Department of Epidemiology and Health Statistics, School of Public Health, Shandong University, Jinan 250012, China.
BMC Genet. 2011 Aug 26;12:75. doi: 10.1186/1471-2156-12-75.
In genetic association study, especially in GWAS, gene- or region-based methods have been more popular to detect the association between multiple SNPs and diseases (or traits). Kernel principal component analysis combined with logistic regression test (KPCA-LRT) has been successfully used in classifying gene expression data. Nevertheless, the purpose of association study is to detect the correlation between genetic variations and disease rather than to classify the sample, and the genomic data is categorical rather than numerical. Recently, although the kernel-based logistic regression model in association study has been proposed by projecting the nonlinear original SNPs data into a linear feature space, it is still impacted by multicolinearity between the projections, which may lead to loss of power. We, therefore, proposed a KPCA-LRT model to avoid the multicolinearity.
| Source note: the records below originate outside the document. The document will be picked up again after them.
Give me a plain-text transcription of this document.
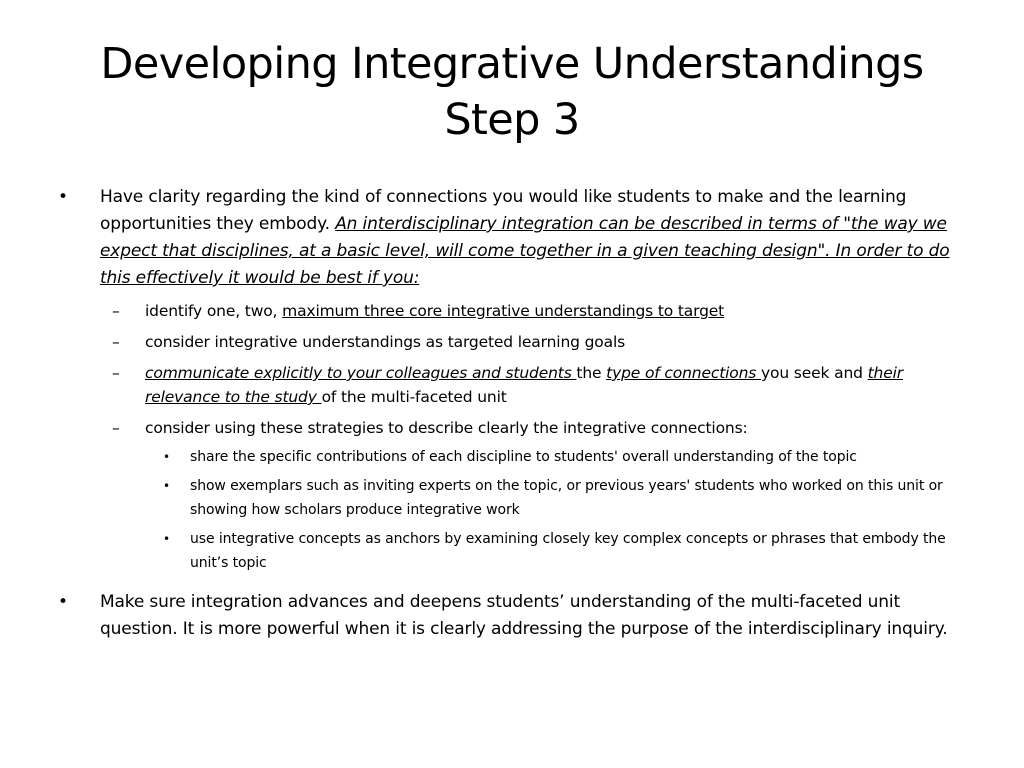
Developing Integrative Understandings
Step 3
• Have clarity regarding the kind of connections you would like students to make and the learning opportunities they embody. An interdisciplinary integration can be described in terms of "the way we expect that disciplines, at a basic level, will come together in a given teaching design". In order to do this effectively it would be best if you:
– identify one, two, maximum three core integrative understandings to target
– consider integrative understandings as targeted learning goals
– communicate explicitly to your colleagues and students the type of connections you seek and their relevance to the study of the multi-faceted unit
– consider using these strategies to describe clearly the integrative connections:
• share the specific contributions of each discipline to students' overall understanding of the topic
• show exemplars such as inviting experts on the topic, or previous years' students who worked on this unit or showing how scholars produce integrative work
• use integrative concepts as anchors by examining closely key complex concepts or phrases that embody the unit’s topic
• Make sure integration advances and deepens students’ understanding of the multi-faceted unit question. It is more powerful when it is clearly addressing the purpose of the interdisciplinary inquiry.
Simulation results showed that KPCA-LRT was always more powerful than principal component analysis combined with logistic regression test (PCA-LRT) at different sample sizes, different significant levels and different relative risks, especially at the genewide level (1E-5) and lower relative risks (RR = 1.2, 1.3). Application to the four gene regions of rheumatoid arthritis (RA) data from Genetic Analysis Workshop16 (GAW16) indicated that KPCA-LRT had better performance than single-locus test and PCA-LRT.
KPCA-LRT is a valid and powerful gene- or region-based method for the analysis of GWAS data set, especially under lower relative risks and lower significant levels.
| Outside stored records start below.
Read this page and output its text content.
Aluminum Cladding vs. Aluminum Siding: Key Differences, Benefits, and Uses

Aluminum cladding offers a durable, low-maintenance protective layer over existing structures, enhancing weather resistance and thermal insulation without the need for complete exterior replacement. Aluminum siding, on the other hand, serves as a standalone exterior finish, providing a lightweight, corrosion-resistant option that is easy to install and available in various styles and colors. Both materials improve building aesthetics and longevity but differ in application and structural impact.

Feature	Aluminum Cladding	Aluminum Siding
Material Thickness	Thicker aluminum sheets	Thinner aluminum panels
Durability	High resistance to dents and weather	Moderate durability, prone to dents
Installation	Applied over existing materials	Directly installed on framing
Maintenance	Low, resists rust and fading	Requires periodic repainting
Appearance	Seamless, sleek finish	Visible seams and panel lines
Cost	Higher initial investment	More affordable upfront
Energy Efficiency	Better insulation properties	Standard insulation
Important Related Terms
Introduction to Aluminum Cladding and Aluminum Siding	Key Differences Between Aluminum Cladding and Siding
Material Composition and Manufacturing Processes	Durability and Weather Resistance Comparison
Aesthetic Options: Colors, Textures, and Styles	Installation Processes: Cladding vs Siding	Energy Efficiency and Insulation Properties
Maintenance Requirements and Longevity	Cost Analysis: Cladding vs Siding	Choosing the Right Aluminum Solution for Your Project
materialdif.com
在遗传关联研究中,特别是在全基因组关联研究(GWAS)中,基于基因或区域的方法已经越来越受欢迎,用于检测多个 SNP 与疾病(或特征)之间的关联。核主成分分析结合逻辑回归检验(KPCA-LRT)已成功应用于基因表达数据分类。然而,关联研究的目的是检测遗传变异与疾病之间的相关性,而不是对样本进行分类,并且基因组数据是分类的而不是数值的。最近,尽管已经提出了基于核的关联研究中的逻辑回归模型,即将非线性原始 SNP 数据投影到线性特征空间中,但它仍然受到投影之间的多重共线性的影响,这可能导致功效损失。因此,我们提出了一种 KPCA-LRT 模型来避免多重共线性。
模拟结果表明,在不同的样本量、不同的显著水平和不同的相对风险下,KPCA-LRT 始终比主成分分析结合逻辑回归检验(PCA-LRT)更有效,特别是在全基因水平(1E-5)和较低的相对风险(RR=1.2,1.3)下。对来自遗传分析研讨会 16(GAW16)的四个类风湿关节炎(RA)基因区域的数据的应用表明,KPCA-LRT 比单基因检验和 PCA-LRT 具有更好的性能。
KPCA-LRT 是一种有效的、强大的基于基因或区域的 GWAS 数据分析方法,特别是在较低的相对风险和较低的显著水平下。